Following options from async-profiler can be specified as query paramater. * -e event profiling event: cpu|alloc|lock|cache-misses etc. * -d duration run profiling for ‘duration’ seconds (integer) * -i interval sampling interval in nanoseconds (long) * -j jstackdepth maximum Java stack depth (integer) * -b bufsize frame buffer size (long) * -t profile different threads separately * -s simple class names instead of FQN * -o fmt[,fmt...] output format: summary|traces|flat|collapsed|svg|tree|jfr|html * --width px SVG width pixels (integer) * --height px SVG frame height pixels (integer) * --minwidth px skip frames smaller than px (double) * --reverse generate stack-reversed FlameGraph / Call tree

Example: If Namenode http address is localhost:9870, and ResourceManager http address is localhost:8088, ProfileServlet running with async-profiler setup can be accessed with http://localhost:9870/prof and http://localhost:8088/prof for Namenode and ResourceManager processes respectively.

Diving deep into some params:

  • To collect 10 second CPU profile of current process (returns FlameGraph svg)
  • curl http://localhost:9870/prof (FlameGraph svg for Namenode)
  • curl http://localhost:8088/prof (FlameGraph svg for ResourceManager)
  • To collect 10 second CPU profile of pid 12345 (returns FlameGraph svg)
  • curl http://localhost:9870/prof?pid=12345 (For instance, provide pid of Datanode here)
  • To collect 30 second CPU profile of pid 12345 (returns FlameGraph svg)
  • curl http://localhost:9870/prof?pid=12345&duration=30
  • To collect 1 minute CPU profile of current process and output in tree format (html)
  • curl http://localhost:9870/prof?output=tree&duration=60
  • To collect 10 second heap allocation profile of current process (returns FlameGraph svg)
  • curl http://localhost:9870/prof?event=alloc
  • To collect lock contention profile of current process (returns FlameGraph svg)
  • curl http://localhost:9870/prof?event=lock

The following event types are supported by async-profiler.
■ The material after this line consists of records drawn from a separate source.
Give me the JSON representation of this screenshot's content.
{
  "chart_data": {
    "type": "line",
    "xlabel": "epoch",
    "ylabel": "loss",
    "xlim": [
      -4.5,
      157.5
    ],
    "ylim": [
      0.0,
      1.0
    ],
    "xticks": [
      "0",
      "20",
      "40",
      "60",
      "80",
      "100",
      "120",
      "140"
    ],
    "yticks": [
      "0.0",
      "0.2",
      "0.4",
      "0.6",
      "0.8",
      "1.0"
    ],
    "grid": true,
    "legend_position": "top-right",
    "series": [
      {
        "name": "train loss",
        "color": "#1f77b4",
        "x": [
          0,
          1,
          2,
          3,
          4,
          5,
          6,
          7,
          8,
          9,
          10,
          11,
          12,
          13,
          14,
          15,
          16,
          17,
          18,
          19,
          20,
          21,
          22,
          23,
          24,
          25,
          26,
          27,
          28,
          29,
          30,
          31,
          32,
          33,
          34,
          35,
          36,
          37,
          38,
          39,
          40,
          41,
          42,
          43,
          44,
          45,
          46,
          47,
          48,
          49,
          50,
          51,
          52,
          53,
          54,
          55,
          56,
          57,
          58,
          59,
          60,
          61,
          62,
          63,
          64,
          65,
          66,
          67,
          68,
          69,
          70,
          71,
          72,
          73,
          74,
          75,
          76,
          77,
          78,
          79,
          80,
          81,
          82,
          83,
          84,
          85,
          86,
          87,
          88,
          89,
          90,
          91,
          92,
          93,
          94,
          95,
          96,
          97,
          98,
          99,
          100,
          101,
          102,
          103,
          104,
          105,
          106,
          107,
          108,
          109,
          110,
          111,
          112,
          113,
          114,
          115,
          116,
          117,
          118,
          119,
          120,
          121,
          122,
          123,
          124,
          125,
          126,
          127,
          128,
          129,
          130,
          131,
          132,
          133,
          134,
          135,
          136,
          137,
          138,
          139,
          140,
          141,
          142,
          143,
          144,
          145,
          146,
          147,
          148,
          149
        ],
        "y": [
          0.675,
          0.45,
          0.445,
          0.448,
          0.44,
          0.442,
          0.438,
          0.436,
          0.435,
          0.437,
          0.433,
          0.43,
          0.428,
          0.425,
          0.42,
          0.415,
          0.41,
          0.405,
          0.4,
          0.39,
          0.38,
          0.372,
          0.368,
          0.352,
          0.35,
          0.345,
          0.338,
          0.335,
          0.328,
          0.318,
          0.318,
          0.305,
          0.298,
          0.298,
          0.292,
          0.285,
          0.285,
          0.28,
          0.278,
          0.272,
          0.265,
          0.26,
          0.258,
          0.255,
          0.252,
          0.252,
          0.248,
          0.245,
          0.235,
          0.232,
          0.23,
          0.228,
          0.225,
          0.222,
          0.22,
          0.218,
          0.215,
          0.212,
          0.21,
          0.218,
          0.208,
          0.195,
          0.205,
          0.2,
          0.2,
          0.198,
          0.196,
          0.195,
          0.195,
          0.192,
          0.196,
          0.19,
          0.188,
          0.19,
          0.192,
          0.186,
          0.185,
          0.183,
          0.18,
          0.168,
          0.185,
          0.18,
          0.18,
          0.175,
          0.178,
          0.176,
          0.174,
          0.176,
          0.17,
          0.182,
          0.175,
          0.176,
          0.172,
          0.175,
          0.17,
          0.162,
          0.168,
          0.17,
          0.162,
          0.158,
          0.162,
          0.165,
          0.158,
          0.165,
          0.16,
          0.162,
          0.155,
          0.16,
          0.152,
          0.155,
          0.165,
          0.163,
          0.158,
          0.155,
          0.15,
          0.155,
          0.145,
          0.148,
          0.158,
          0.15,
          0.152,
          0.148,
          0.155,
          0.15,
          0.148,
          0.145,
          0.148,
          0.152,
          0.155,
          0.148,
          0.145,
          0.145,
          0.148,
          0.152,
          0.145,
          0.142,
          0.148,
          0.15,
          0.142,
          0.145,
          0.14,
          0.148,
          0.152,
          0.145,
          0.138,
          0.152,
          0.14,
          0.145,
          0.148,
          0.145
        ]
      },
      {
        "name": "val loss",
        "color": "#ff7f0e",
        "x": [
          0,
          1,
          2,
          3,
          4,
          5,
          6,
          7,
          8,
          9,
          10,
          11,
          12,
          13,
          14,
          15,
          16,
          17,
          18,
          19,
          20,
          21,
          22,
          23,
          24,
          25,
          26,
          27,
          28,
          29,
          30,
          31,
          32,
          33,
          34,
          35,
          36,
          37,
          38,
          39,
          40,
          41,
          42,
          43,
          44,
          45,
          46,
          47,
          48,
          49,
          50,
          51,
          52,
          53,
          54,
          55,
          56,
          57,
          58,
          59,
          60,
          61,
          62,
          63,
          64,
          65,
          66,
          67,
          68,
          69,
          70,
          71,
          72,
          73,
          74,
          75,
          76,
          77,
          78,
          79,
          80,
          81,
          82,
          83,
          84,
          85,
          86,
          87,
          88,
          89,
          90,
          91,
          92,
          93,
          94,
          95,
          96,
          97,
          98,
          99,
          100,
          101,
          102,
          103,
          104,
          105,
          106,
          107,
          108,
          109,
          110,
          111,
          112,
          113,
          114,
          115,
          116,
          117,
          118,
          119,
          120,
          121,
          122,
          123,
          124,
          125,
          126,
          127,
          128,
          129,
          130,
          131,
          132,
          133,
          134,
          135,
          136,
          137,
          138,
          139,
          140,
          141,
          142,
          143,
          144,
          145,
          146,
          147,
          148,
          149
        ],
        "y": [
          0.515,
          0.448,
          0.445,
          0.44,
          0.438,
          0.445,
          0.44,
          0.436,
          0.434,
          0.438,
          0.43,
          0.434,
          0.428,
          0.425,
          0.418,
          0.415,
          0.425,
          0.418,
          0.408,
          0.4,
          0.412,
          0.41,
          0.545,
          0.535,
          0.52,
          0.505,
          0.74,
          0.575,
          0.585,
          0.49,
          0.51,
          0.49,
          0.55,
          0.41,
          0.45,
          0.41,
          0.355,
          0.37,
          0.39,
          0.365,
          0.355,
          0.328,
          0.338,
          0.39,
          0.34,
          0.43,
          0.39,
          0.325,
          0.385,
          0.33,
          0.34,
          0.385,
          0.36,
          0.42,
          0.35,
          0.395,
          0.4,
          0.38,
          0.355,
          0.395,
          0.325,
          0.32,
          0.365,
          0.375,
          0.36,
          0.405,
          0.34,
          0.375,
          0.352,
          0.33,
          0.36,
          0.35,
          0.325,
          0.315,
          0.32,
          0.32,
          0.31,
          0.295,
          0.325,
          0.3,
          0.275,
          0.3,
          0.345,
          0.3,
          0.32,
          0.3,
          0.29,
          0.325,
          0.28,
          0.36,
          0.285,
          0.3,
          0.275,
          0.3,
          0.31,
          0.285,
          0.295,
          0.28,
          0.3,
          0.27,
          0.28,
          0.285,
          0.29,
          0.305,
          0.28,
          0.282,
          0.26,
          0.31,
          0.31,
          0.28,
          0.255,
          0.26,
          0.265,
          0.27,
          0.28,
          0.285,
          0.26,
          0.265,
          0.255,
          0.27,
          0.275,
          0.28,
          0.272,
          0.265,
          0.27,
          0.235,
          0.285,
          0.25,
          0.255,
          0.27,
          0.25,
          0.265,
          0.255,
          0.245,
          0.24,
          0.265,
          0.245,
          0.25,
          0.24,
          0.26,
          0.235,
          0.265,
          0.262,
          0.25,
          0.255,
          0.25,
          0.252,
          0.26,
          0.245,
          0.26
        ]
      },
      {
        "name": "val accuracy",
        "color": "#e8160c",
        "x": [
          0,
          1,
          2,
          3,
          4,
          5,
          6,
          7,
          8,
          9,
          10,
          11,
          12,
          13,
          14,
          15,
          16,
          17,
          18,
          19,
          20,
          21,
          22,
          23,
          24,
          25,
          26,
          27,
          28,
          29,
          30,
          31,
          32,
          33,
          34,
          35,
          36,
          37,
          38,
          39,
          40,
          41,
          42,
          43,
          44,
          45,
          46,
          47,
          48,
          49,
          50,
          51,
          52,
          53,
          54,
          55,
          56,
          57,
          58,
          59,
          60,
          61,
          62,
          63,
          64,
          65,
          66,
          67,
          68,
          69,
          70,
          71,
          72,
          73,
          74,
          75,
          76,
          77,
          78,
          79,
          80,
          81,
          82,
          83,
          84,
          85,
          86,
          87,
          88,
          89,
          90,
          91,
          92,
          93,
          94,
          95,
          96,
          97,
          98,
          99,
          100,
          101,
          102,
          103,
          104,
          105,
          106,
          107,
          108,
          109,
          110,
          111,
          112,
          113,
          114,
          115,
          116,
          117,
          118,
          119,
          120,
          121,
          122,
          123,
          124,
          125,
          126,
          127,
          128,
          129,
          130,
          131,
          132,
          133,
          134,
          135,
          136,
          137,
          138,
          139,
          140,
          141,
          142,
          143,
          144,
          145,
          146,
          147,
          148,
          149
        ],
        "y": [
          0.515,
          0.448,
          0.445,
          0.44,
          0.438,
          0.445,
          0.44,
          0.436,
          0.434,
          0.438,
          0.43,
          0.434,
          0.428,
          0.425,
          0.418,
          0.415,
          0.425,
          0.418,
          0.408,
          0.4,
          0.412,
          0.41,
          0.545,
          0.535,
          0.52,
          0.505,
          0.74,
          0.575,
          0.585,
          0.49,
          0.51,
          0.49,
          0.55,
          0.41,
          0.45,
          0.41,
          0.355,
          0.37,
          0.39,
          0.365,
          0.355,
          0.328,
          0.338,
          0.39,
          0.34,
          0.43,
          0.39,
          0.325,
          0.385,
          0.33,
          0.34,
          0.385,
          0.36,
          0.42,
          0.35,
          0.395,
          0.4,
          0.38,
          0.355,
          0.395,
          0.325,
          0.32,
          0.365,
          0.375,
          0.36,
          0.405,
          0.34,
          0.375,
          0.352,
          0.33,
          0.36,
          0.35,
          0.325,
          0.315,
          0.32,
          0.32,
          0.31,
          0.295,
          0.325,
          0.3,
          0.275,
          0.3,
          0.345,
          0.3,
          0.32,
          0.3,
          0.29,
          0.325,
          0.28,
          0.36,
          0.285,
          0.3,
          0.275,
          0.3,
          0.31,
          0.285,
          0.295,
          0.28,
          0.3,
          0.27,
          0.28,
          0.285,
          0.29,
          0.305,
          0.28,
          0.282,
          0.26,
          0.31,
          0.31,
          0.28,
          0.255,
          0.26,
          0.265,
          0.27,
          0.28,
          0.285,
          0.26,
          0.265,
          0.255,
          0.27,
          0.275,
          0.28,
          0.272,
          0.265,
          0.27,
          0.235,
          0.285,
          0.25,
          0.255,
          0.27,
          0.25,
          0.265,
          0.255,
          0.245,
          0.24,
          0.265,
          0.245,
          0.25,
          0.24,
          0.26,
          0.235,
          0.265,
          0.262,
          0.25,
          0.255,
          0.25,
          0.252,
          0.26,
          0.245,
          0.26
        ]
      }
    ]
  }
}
Use the ‘event’ parameter to specify. Default is ‘cpu’. Not all operating systems will support all types.

Perf events:

  • cpu
  • page-faults
  • context-switches
  • cycles
  • instructions
  • cache-references
  • cache-misses
  • branches
  • branch-misses
  • bus-cycles
  • L1-dcache-load-misses
  • LLC-load-misses
  • dTLB-load-misses

Java events:

  • alloc
  • lock

The following output formats are supported. Use the ‘output’ parameter to specify. Default is ‘flamegraph’.

Output formats:

  • summary: A dump of basic profiling statistics.
  • traces: Call traces.
  • flat: Flat profile (top N hot methods).
  • collapsed: Collapsed call traces in the format used by FlameGraph script. This is a collection of call stacks, where each line is a semicolon separated list of frames followed by a counter.
  • svg: FlameGraph in SVG format.
  • tree: Call tree in HTML format.
  • jfr: Call traces in Java Flight Recorder format.

The ‘duration’ parameter specifies how long to collect trace data before generating output, specified in seconds. The default is 10 seconds.